Si les voyages dans le temps sont un topos de la science-fiction, éminemment casse-gueule au demeurant, celle-ci offre également des manières plus originales de jouer avec la chronologie. D'abord bien sûr par le biais d'uchronies grâce auxquelles elle la réinvente. Mais aussi en prenant du recul, beaucoup de recul, afin de voir la frise temporelle comme une sorte de tableau. Il en va ainsi de La fin de l'éternité d'Isaac Asimov, où l'Éternité du titre est une société sise dans un futur tel qu'elle semble hors du temps, et qui envoie ses agents tout au long de l'Histoire afin de garder celle-ci sur les rails que nous connaissons, et ce faisant permettre son existence. Fritz Leiber, dans le cycle La guerre des modifications, (ou La guerre uchronique), décrit quant à lui un univers dans lequel deux camps, celui des serpents et celui des araignées, se battent tout au long du temps pour faire pencher la victoire de leur côté. Des humains, comme des membres de toutes les races de l'univers, sont extraits de leur propre trame temporelle pour servir de fantassins à un camp ou à l'autre.

Cette vision du monde est en quelque sorte aussi la toile de fond de L'effet coccinelle de Yann Bécu. Ici, une société extra-terrestre à peu près omnipotente, la Ruche, va de planète en planète afin d'y créer des mondes et de nouvelles espèces évoluées. Cette société est structurée comme une société bien humaine, avec ses dirigeants, ses ingénieurs et ses ouvriers. Ces derniers, dits les boueux, mouillent la chemise pour faire avancer les projets, ou plutôt prennent possession de corps dans le monde en construction afin de donner les coups de pouce nécessaires pour aller dans le bon sens de l'évolution. Les cols blancs, loin de ces considérations pratiques, planifient, ordonnent et sont récompensés si le résultat est satisfaisant.
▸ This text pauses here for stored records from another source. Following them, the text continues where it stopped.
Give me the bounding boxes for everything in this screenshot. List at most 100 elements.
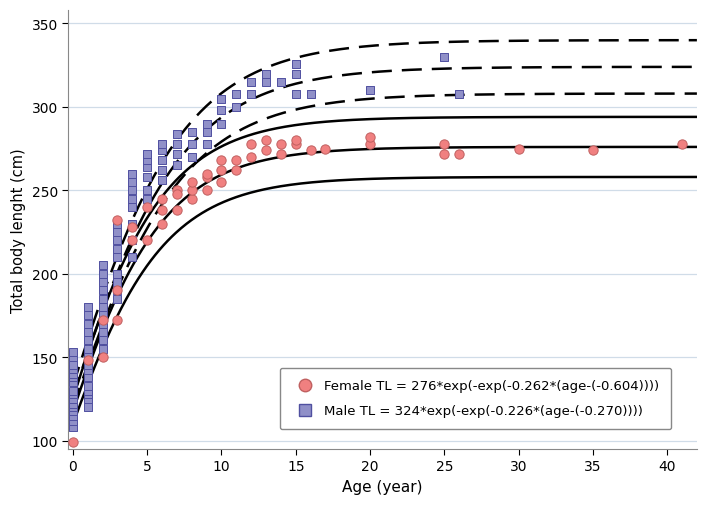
Point xyxy=(82,328,93,336)
Point xyxy=(127,204,138,212)
Point xyxy=(186,129,198,137)
Point xyxy=(275,150,287,159)
Point xyxy=(156,147,168,155)
Point xyxy=(156,195,168,204)
Point xyxy=(275,140,287,148)
Point xyxy=(142,187,153,195)
Point xyxy=(97,295,108,303)
Point xyxy=(97,317,108,325)
Point xyxy=(127,254,138,262)
Point xyxy=(67,407,79,415)
Point xyxy=(216,157,227,165)
Point xyxy=(127,195,138,204)
Point xyxy=(112,287,123,295)
Point xyxy=(290,90,302,98)
Point xyxy=(82,395,93,403)
Point xyxy=(186,187,198,195)
Point xyxy=(67,365,79,373)
Point xyxy=(82,320,93,328)
Point xyxy=(112,317,123,325)
Point xyxy=(67,423,79,431)
Point xyxy=(97,328,108,336)
Point xyxy=(201,120,212,128)
Point xyxy=(82,357,93,365)
Point xyxy=(97,304,108,312)
Point xyxy=(97,337,108,345)
Point xyxy=(97,320,108,328)
Point xyxy=(67,362,79,370)
Point xyxy=(67,387,79,395)
Point xyxy=(171,150,183,159)
Point xyxy=(171,187,183,195)
Point xyxy=(216,95,227,104)
Point xyxy=(67,354,79,362)
Point xyxy=(82,403,93,412)
Point xyxy=(246,90,257,98)
Point xyxy=(142,164,153,172)
Point xyxy=(454,90,465,98)
Point xyxy=(156,177,168,185)
Point xyxy=(112,270,123,278)
Point xyxy=(186,195,198,204)
Point xyxy=(320,145,331,154)
Point xyxy=(67,412,79,420)
Point xyxy=(67,400,79,408)
Point xyxy=(82,382,93,390)
Point xyxy=(171,190,183,198)
Point xyxy=(216,107,227,115)
Point xyxy=(142,237,153,245)
Point xyxy=(305,147,316,155)
Point xyxy=(127,237,138,245)
Point xyxy=(82,387,93,395)
Point xyxy=(156,207,168,215)
Point xyxy=(246,140,257,148)
Point xyxy=(67,348,79,357)
Point xyxy=(676,140,687,148)
Point xyxy=(112,287,123,295)
Point xyxy=(82,367,93,375)
Point xyxy=(290,137,302,145)
Point xyxy=(231,167,242,175)
Point xyxy=(142,174,153,182)
Point xyxy=(365,140,376,148)
Point xyxy=(112,278,123,286)
Point xyxy=(67,373,79,381)
Point xyxy=(290,60,302,68)
Point xyxy=(67,370,79,378)
Point xyxy=(156,157,168,165)
Point xyxy=(97,345,108,353)
Point xyxy=(82,345,93,353)
Point xyxy=(439,150,450,159)
Point xyxy=(156,140,168,148)
Point xyxy=(82,304,93,312)
Point xyxy=(112,295,123,303)
Point xyxy=(112,237,123,245)
Point xyxy=(67,438,79,446)
Point xyxy=(186,140,198,148)
Point xyxy=(82,373,93,381)
Point xyxy=(97,270,108,278)
Point xyxy=(142,204,153,212)
Point xyxy=(82,354,93,362)
Point xyxy=(201,170,212,178)
Point xyxy=(365,87,376,95)
Point xyxy=(127,170,138,178)
Point xyxy=(246,154,257,162)
Point xyxy=(216,179,227,187)
Point xyxy=(305,90,316,98)
Point xyxy=(201,129,212,137)
Point xyxy=(231,104,242,112)
Point xyxy=(261,147,272,155)
Point xyxy=(112,254,123,262)
Point xyxy=(67,403,79,412)
Point xyxy=(67,390,79,398)
Point xyxy=(112,229,123,237)
Point xyxy=(439,54,450,62)
Point xyxy=(186,179,198,187)
Point xyxy=(127,224,138,232)
Point xyxy=(216,120,227,128)
Point xyxy=(246,79,257,87)
Point xyxy=(587,147,598,155)
Point xyxy=(261,70,272,78)
Point xyxy=(97,278,108,286)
Or le projet Homo Sapiens a du plomb dans l'aile. Et du gros calibre. Chez les ingénieurs et les boueux de la Ruche, c'est le branle-bas de combat pour rattraper le coup, si possible avec discrétion tant les infractions vont être nombreuses pour parvenir à un résultat satisfaisant.

À travers la description de services plus ou moins iconoclastes (service prévisions, service des fraudes, service juridique, ressources humaines, etc.) Yann Bécu dégomme joyeusement les archétypes du monde entrepreneurial. Mais son humour vachard se penche sérieusement sur une autre forme de société, fortement liée à la raison pour laquelle le projet est en train de capoter : la religion. La religion dans son principe et toutes les religions dans leur forme ; c'est à dire les entreprises qui exploitent les interrogations intimes de chacun, qui cherchent à asseoir leur puissance monopolistique, qui s'affrontent à coup de Vérités, de menaces voilées et de guerres si cela ne suffit pas. Et à travers elles, sont visées la suffisance, le mépris, le calcul mesquin de chacun.

Le récit est structuré selon deux fils. Le premier d'entre eux suit les pas de trois boueux débarqués à notre époque, trois êtres abîmés par des siècles de labeur et par les émotions engrangées au contact des humains sur une si longue durée. Trois trognes à la gouaille particulière, d'autant qu'ils sont capables de jurer en araméen ou dans d'autres dialectes encore plus oubliés. Et entre chaque chapitre, quelques pages apportent un contre-champ franchement drôle avec des scènes de la trajectoire d'un jeune policier qui essaie de mettre le grappin sur ces personnages bizarres et si dissemblables, apparemment échappés d'une sorte d'asile breton.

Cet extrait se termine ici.